No, Makkie did not set the apartment on fire. From start to finish, Saturday (and a portion of today) have been Liberation Day. I paused to think about what she was asking and it was such an innocent but profound request. So yesterday she enjoyed a virtual sleepover with her sisterfriends and ate junk food (can’t blame her…I already had it in the pantry). She did not make her bed, but she danced, sang, played her video games until the wee hours of the night. She was free to do and be whatever she wanted. She escaped the matrix for the entire day.
Freedom. Liberation. The freedom to not have to play a part in what we did not create and the liberation to create what is uniquely ours: love, joy, peace, pleasure, hope.
If you are interested in engaging in this re-imagining process, here are a few guiding questions for us to contemplate this week and beyond:
When was the last time I experienced extreme joy? Who was present and who was not present?
What brings me pleasure? What foods, songs, smells, sensations, etc. re-ignite a sense of aliveness in me?
Some of us have stories of doing the ugly cry a few times during this pandemic. Yet, when was the last time I ugly laughed: Where I snorted, coughed, drooled, fell over, gasped for breath, with tears rolling down my face because I couldn’t control myself?
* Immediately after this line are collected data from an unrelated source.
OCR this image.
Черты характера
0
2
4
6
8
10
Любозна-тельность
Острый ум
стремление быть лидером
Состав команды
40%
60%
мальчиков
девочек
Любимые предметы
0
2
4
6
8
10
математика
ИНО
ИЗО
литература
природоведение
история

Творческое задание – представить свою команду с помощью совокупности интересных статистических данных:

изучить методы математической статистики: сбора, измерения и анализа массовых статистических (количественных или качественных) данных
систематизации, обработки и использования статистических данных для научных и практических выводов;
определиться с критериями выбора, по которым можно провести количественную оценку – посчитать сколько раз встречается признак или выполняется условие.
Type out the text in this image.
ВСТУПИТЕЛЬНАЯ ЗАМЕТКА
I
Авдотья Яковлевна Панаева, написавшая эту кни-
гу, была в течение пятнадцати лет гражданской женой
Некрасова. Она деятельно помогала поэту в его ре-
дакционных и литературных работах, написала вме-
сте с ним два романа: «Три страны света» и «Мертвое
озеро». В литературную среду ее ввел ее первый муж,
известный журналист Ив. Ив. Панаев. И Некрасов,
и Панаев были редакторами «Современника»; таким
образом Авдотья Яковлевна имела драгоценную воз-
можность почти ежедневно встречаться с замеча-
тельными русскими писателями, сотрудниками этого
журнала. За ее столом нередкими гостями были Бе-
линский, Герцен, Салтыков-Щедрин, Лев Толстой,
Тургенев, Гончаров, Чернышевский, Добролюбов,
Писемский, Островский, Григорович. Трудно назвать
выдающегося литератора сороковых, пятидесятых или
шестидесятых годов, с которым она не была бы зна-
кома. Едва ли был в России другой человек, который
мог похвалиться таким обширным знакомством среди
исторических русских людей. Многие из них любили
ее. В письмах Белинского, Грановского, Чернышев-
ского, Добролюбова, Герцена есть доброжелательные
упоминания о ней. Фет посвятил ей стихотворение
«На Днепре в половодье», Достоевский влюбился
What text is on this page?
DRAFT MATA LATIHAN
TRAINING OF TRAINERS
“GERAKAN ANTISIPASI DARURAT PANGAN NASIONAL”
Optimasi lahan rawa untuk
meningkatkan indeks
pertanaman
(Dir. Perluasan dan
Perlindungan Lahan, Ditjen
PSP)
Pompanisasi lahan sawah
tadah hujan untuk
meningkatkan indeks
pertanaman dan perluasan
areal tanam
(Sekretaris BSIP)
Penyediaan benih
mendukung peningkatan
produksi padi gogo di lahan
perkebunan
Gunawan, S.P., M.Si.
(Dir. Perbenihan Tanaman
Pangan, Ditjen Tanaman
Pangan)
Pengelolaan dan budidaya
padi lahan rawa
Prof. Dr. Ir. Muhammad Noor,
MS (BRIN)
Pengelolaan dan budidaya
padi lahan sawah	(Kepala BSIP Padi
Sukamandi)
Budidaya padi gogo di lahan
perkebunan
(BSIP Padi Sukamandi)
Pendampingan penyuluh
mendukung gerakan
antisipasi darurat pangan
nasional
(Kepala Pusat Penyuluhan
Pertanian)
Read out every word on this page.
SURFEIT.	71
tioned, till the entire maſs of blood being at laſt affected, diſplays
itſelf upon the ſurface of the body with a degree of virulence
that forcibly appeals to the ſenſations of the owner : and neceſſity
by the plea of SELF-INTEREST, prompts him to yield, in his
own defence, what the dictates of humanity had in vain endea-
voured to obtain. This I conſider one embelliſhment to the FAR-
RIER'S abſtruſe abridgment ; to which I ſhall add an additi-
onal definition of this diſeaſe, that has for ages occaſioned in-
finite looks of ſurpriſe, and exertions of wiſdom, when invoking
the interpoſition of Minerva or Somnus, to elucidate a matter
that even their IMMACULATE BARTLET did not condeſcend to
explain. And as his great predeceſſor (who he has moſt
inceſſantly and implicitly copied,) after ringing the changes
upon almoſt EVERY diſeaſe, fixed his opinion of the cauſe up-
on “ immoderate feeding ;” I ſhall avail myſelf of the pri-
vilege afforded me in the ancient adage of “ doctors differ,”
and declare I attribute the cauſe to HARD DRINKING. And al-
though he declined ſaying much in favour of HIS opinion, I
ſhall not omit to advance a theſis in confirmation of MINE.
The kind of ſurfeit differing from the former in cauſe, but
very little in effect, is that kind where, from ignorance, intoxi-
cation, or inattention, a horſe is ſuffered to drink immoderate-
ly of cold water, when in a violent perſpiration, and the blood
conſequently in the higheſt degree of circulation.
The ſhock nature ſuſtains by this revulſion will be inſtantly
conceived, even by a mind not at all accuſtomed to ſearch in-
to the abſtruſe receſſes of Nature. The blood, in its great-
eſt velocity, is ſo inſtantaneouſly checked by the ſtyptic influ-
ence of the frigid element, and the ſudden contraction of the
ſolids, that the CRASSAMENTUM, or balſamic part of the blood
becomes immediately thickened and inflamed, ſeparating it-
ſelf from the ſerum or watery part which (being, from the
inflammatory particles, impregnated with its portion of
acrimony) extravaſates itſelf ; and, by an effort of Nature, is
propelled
When was the last time I felt loved? What does love feel like, sound like, look like to me now given what I have experienced during this pandemic?
What are some of the ways that I am now re-imagining how love is displayed amongst my friends, significant others, members of my family?
Given my responses to the questions above, what do I want to re-assemble this week and the weeks to come that will center the beautiful parts of myself and support the same reassembly in those around me?
This week, give yourself permission to re-imagine wellness and wellbeing. For some of us, that means giving ourselves and the people around us space to say “No.” For others, that may mean giving ourselves and those around us space to say “Yes.” Whatever your situation may be, know that your Creator, your ancestors, and those of us who love and support you encourage you to give yourself permission to do and be All. That. You. Are.